Au moment de l’inscription à l’étude, lorsque les participants faisaient l’expérience de Covid-19, les chercheurs ont déclaré que 47,4 % d’entre eux faisaient état d’au moins plusieurs jours d’humeur dépressive par semaine.

Selon eux, près d’un cinquième des participants ont déclaré être d’humeur dépressive presque tous les jours.

En termes de gravité, l’étude a noté que 44,7 % des participants ont déclaré avoir exprimé une légère anxiété, tandis que 10,5 % ont déclaré une anxiété grave.

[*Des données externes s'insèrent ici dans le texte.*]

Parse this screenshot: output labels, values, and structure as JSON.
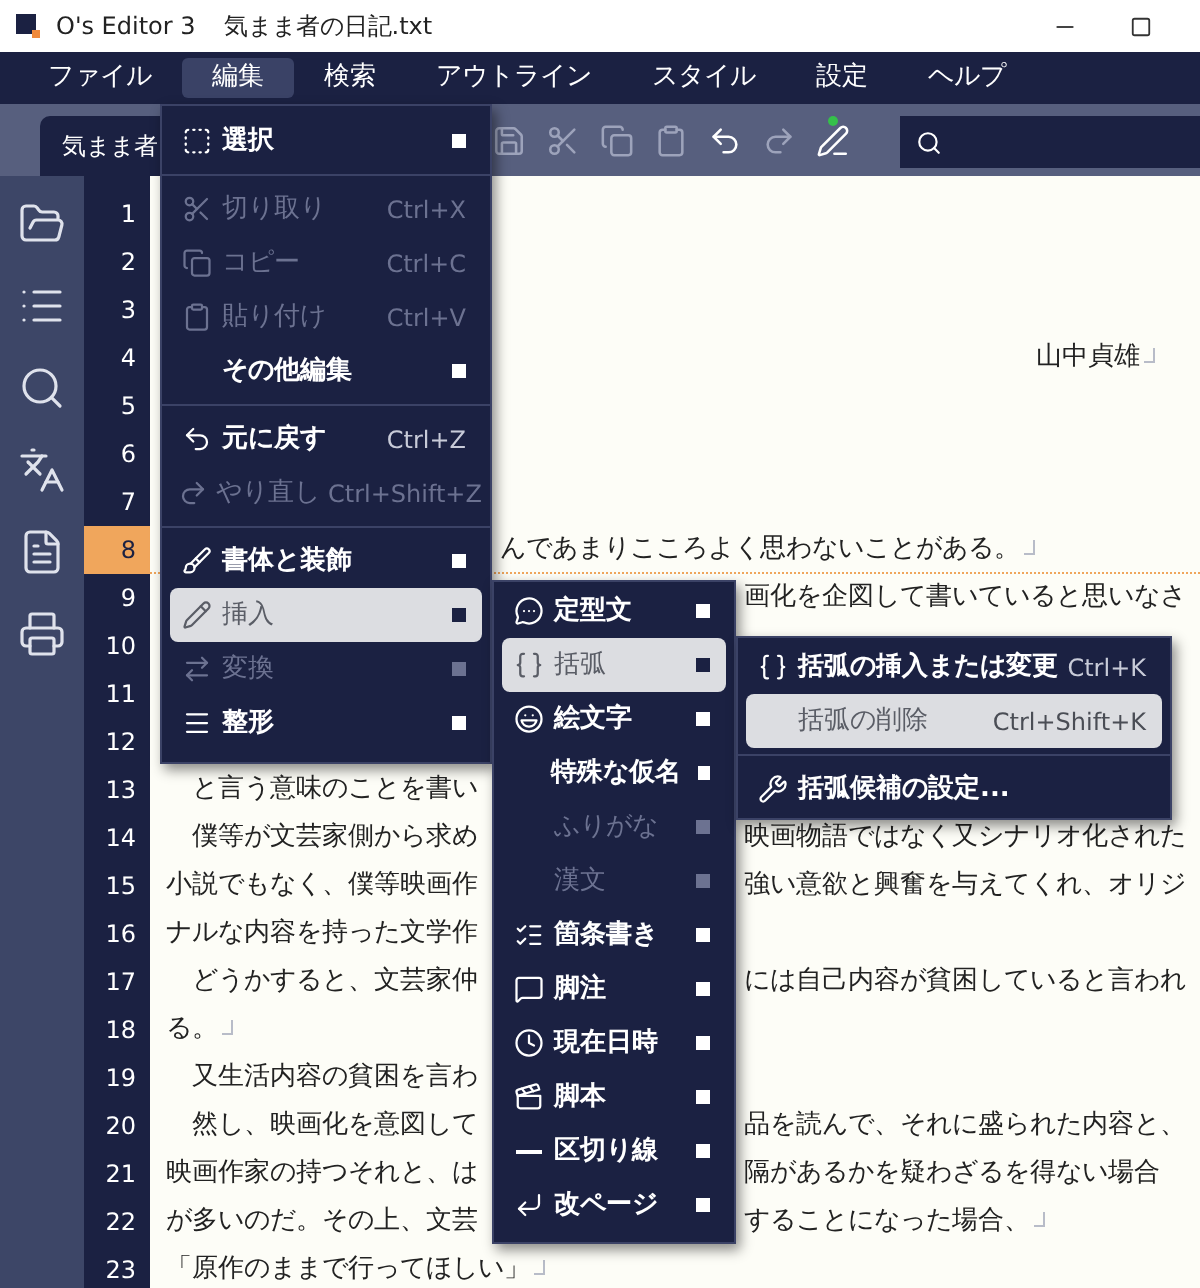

“La découverte inattendue que les symptômes potentiellement les moins inquiétants de Covid-19 pourraient causer le plus grand degré de détresse psychologique pourrait potentiellement nous dire quelque chose sur la maladie”, a déclaré M. Sedaghat.

“Nous pensons que nos résultats suggèrent la possibilité que la détresse psychologique sous forme d’humeur dépressive ou d’anxiété puisse refléter la pénétration du SRAS-CoV-2, le virus qui cause le Covid-19, dans le système nerveux central”, ont noté les chercheurs.

Sedaghat pense qu’il pourrait y avoir une plus grande pénétration du virus dans le système nerveux central que ce qui a été signalé précédemment.

“Cela ouvre vraiment la voie à de futures enquêtes visant à examiner comment le virus peut interagir avec le système nerveux central”, a-t-il déclaré.